Barry calls subways "metal coffins," and this morning, I know exactly what he means. On my way to my first full-time job in over five years, I look around at my fellow passengers and their depressed expressions feel contagious to me, and so I begin to frown. Even though I would be getting paid well, their tired, reluctant eyes suggest that perhaps a full-time job and the accompanying stability were both overrated. And with every stop the subway makes, I consider that I'm getting a final chance to run before my idealistic soul accuses me of attempted murder.

Corporate America, man. Total bummer. I don't think I'm wrong in assuming that for the most part, no one truly wants to go to work and that just about every job is a compromise somewhat. And I acknowledge the fortune that I was able to work from home as a freelancer for half-a-decade. Most people don't get to experience that luxury because reality is a mortgage, credit card bill, or a college loan that comes to their mailbox every month and not everyone can make ends meet simply by sitting at home in front of their computer and writing.

But...only recently, I found out that making ends meet wasn't really enough. The anxiety I felt from my less-than-modest income forced me to second guess whether my flexibility, or the quality of life was actually worth having. I resented my art for short-changing me. Something had to give. Anxiety trumps freedom every time.

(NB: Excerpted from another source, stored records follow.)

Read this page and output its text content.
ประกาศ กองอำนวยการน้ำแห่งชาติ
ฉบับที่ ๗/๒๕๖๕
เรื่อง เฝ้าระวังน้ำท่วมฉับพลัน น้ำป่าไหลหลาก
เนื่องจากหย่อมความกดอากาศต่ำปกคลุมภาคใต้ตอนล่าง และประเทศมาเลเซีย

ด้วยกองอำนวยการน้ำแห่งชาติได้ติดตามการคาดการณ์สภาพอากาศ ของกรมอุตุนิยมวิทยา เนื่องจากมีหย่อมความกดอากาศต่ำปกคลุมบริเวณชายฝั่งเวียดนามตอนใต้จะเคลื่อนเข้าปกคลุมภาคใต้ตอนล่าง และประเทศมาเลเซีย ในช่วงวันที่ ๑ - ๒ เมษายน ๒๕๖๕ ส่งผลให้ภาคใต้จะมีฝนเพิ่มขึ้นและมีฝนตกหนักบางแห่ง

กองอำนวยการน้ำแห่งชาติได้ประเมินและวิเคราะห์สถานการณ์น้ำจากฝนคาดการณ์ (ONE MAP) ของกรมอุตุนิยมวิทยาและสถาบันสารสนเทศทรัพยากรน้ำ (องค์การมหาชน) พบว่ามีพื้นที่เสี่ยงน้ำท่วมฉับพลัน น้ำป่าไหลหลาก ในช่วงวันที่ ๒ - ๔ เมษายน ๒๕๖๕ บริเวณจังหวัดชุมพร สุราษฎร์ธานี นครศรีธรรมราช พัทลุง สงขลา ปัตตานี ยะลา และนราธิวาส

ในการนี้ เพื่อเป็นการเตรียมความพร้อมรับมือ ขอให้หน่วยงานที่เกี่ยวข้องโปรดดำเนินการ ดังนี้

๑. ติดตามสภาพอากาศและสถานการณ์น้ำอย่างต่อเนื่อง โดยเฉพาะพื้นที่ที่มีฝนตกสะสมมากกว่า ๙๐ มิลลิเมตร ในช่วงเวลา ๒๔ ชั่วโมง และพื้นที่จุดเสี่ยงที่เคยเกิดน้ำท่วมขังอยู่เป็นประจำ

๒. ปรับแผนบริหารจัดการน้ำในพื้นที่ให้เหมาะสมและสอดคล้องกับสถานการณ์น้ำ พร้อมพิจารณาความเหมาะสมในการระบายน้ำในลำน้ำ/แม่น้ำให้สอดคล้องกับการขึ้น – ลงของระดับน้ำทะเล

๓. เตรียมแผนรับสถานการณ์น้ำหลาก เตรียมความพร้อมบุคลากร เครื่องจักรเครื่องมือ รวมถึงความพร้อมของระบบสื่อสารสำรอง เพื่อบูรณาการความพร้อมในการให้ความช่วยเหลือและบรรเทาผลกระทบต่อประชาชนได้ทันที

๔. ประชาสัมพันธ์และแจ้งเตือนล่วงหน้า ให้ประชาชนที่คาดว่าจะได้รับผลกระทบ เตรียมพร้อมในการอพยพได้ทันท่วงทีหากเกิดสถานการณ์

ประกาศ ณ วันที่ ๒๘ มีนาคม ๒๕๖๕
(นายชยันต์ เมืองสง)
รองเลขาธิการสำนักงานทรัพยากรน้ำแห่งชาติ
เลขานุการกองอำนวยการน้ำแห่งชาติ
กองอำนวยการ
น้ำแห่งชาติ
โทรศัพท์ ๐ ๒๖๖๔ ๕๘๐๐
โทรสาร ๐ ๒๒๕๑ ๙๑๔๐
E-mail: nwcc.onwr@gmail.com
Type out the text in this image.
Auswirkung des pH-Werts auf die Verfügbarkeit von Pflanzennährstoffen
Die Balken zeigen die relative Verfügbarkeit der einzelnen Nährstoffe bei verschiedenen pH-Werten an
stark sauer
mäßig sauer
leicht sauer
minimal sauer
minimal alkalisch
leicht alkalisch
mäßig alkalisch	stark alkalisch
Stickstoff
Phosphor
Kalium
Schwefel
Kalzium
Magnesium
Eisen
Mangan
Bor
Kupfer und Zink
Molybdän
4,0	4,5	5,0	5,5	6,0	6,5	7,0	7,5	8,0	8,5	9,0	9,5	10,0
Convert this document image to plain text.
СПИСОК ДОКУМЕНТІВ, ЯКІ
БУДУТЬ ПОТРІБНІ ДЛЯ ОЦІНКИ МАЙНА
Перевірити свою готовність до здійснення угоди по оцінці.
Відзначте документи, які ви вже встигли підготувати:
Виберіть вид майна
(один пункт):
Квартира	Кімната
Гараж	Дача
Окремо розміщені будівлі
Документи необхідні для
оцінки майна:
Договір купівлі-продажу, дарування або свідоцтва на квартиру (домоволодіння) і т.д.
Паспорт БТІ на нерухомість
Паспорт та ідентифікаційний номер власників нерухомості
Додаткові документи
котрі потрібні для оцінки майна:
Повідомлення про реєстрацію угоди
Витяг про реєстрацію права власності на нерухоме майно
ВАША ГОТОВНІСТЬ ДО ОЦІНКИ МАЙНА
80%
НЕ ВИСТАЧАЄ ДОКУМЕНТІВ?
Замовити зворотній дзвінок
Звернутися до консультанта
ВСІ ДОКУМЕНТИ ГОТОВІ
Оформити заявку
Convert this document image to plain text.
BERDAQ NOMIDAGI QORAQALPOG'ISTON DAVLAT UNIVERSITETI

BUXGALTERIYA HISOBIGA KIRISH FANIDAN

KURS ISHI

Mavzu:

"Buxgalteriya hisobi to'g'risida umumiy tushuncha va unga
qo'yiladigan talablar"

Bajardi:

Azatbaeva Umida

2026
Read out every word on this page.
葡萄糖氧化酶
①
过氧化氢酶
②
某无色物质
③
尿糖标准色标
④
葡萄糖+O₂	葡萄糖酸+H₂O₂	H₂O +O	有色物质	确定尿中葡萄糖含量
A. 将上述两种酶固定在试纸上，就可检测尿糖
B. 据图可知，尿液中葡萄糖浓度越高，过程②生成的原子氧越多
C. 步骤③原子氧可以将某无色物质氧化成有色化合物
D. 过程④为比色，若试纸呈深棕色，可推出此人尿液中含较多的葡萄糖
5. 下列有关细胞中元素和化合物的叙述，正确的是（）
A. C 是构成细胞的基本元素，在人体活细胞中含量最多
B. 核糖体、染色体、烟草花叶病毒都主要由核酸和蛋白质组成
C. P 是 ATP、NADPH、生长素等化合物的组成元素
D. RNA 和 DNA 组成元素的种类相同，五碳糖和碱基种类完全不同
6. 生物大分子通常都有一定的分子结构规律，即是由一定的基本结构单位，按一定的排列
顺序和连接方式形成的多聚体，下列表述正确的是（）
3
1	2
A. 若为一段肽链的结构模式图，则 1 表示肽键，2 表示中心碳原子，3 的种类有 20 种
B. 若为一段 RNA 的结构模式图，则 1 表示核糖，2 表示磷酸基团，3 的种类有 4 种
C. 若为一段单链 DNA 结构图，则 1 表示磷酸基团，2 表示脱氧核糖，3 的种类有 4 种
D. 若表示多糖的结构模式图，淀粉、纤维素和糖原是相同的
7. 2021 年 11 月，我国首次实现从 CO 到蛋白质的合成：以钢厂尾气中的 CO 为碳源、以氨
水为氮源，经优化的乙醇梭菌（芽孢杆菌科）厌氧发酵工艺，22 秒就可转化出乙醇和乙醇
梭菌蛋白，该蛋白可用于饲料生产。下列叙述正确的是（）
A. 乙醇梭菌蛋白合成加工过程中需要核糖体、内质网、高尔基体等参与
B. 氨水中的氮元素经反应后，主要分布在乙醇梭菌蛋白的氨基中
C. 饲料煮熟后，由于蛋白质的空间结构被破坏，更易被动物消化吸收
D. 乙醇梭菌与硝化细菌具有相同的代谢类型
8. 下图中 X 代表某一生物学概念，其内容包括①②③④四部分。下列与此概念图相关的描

So, now I'm on a subway on my way to a well-paying job because I want more than making ends meet. It's my first day of work, the first of who knows how many days. I'll get a chair, probably a Hermann Miller, and I'll get a desk and a computer and I will sit there every day five days-a-week. This depresses me not because I'm taking a job for a corporation doing something that I wouldn't necessarily consider my dream job (a copywriter in an interactive advertising agency) but rather, I feel like I'm giving up on what I thought I would be (even though I'll still continue as a music journalist and a magazine editor on the side).

I walk into the building, get into the elevator and realize that this is for real and I feel a sharp pang in my chest. For a millisecond, I actually feel like I could cry and this over-reaction surprises me. The jarring juxtaposition of having not done this for so long finally hits me. I push the floor button and wait. Moments later, the doors open and I take a deep breathe.

I'm full-time now. So weird.

"Roll On" - Dntel featuring Jenny Lewis

3 Comments:

Anonymous Anonymous said...

the fact that you can even blog from your new job makes me think that you're not in real Corporate America.

welcome to real life.

1:29 PM  
Anonymous Anonymous said...

Dude, it ain't as bad as you think.

We're pulling for ya!

Consider the Talmudic addage: A man’s feet are his own guarantors; where it is he’s supposed to be, that’s where they lead him.

You'll get to where you need to be.

4:30 PM  
Blogger Commenter Abbi said...

Wow, Arye it's been about ten years since I've bumped into you, but you sound exactly the same.

I have to agree with anon. Better late then never, but welcome to the world of adult responsibility.